API Usage & Examples

OmniTensor offers a powerful API layer that enables seamless integration with existing Web2 and Web3 infrastructures. This section provides an overview of how businesses can leverage OmniTensor’s API to automate and enhance their operations through decentralized AI solutions.

Overview

The OmniTensor API enables seamless interoperability between AI services and business applications, allowing companies to incorporate AI models, inference capabilities and decentralized infrastructure into their current systems. Its modular design offers the flexibility to deploy AI-powered applications across various industries, including finance, healthcare and logistics.

Supporting both gRPC and HTTP protocols, the API ensures high-performance communication across different environments. These protocols enable businesses to interact with OmniTensor’s decentralized AI infrastructure while maintaining the level of security and reliability essential for enterprise-grade solutions.

Core Features

  • AI Model Access Direct access to OmniTensor's pre-trained models (LLMs, Text-to-Speech, etc.), or deployment of custom AI models.

  • Decentralized Inference

    Leverage the global GPU DePIN network for scalable AI inference with real-time API calls.

  • Tokenized AI Computation

    Pay for API usage and AI computations via OMNIT tokens, offering a decentralized and cost-effective solution.

  • Data Integration

    Import business-specific data into OmniTensor’s platform for model training or use validated datasets from the community.

Example: Deploying AI Models via API

This section will showcase how a business can integrate a custom AI model using OmniTensor’s API. Below is a Python example demonstrating the interaction with OmniTensor’s inference API:

import requests

# API endpoint for OmniTensor AI Inference
url = "https://api.omnitensor.io/v1/inference"

# Headers including authentication and content type
headers = {
    "Authorization": "Bearer <your_access_token>",
    "Content-Type": "application/json"
}

# Payload containing the AI model identifier and input data
payload = {
    "model_id": "gpt-3-v1",
    "input": {
        "text": "Summarize the latest financial report for Q3."
    },
    "params": {
        "temperature": 0.7,
        "max_tokens": 150
    }
}

# Make the request to OmniTensor API
response = requests.post(url, json=payload, headers=headers)

# Check response status and output result
if response.status_code == 200:
    result = response.json()
    print("AI Output:", result['output'])
else:
    print("Error:", response.status_code, response.text)

Example: Integrating OmniTensor with Web2 Systems

For companies using legacy Web2 systems, integrating OmniTensor can be as simple as invoking an HTTP-based API to run machine learning tasks.
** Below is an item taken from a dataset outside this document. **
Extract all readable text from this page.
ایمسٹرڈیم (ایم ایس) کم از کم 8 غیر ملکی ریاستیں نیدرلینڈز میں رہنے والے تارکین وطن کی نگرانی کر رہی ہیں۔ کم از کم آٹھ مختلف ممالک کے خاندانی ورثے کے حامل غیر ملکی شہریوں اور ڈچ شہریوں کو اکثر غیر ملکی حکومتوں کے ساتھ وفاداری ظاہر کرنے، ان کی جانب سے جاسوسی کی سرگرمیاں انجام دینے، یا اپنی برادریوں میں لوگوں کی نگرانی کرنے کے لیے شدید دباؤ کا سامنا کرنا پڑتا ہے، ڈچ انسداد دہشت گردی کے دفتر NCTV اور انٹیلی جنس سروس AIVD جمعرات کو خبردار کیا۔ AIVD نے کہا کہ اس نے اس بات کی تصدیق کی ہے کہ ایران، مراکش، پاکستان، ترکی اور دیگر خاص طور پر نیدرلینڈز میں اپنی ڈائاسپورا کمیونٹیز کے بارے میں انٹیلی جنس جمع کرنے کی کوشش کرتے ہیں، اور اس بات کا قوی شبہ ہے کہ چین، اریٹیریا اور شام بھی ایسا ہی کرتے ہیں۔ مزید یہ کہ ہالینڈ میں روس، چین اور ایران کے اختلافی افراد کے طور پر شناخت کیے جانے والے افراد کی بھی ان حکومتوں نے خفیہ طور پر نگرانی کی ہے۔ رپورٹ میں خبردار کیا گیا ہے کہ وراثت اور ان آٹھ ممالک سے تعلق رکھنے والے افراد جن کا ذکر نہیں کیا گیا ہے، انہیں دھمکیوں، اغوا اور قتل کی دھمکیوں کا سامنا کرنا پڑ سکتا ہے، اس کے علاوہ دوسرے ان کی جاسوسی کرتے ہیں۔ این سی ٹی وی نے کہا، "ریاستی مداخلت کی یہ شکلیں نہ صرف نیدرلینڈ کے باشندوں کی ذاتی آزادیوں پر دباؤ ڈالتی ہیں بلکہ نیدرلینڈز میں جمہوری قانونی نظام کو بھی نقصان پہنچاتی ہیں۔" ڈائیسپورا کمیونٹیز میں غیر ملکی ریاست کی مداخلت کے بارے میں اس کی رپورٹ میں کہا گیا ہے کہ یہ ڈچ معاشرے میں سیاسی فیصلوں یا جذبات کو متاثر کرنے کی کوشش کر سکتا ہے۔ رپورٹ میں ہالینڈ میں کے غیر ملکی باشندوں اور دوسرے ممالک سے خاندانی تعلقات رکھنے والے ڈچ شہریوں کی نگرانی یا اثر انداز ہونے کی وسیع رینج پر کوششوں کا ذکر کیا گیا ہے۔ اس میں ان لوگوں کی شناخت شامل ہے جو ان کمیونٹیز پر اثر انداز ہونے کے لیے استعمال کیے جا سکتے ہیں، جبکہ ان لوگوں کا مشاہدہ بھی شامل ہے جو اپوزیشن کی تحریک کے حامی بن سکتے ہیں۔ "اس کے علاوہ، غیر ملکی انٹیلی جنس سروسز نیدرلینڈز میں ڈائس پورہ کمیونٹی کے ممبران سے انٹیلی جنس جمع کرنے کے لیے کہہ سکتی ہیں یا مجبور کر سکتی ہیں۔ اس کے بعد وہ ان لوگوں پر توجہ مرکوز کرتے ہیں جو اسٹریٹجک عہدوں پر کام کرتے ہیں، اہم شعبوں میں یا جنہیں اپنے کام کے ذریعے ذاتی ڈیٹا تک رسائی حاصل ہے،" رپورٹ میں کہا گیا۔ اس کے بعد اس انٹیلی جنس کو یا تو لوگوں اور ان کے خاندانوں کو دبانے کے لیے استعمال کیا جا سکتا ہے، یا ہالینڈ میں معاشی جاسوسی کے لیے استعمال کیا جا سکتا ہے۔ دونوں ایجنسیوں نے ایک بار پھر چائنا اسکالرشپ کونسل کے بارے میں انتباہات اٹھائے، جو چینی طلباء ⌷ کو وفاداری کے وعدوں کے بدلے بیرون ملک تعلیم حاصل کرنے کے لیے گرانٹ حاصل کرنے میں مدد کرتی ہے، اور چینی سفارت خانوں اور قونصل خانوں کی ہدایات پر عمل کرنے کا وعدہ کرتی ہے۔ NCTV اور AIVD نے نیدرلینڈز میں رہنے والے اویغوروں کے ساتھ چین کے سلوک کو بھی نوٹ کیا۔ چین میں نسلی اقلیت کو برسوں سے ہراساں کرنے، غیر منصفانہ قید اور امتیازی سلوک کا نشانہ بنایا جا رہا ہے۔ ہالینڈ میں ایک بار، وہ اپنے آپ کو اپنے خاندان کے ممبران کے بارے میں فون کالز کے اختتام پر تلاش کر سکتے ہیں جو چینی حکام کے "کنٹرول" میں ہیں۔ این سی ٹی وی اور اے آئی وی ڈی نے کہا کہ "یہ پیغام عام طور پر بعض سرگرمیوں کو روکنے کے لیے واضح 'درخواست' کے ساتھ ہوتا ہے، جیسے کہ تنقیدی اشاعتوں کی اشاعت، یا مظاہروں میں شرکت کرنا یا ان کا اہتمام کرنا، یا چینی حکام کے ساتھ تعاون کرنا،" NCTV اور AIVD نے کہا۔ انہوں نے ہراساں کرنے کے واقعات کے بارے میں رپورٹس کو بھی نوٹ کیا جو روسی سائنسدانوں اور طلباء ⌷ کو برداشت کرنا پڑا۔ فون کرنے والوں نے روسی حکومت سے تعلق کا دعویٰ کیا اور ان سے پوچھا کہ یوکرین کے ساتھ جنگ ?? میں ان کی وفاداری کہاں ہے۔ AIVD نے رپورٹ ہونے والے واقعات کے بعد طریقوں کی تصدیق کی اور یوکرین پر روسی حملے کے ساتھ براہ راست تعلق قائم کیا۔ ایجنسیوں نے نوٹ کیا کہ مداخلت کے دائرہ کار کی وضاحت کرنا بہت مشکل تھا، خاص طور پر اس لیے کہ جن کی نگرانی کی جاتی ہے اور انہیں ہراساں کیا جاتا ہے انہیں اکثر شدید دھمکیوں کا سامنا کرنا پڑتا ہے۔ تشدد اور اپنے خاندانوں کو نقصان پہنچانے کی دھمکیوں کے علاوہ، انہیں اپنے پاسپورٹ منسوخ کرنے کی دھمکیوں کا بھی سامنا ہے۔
Here is an example of how to integrate AI model inference into an existing system via a web-based API call:

curl -X POST https://api.omnitensor.io/v1/inference \
-H "Authorization: Bearer <your_access_token>" \
-H "Content-Type: application/json" \
-d '{
  "model_id": "image-classification-v2",
  "input": {
    "image_url": "https://example.com/image.jpg"
  },
  "params": {
    "threshold": 0.8
  }
}'

This integration facilitates fast, efficient image classification that can be directly incorporated into business workflows such as automating quality checks or fraud detection.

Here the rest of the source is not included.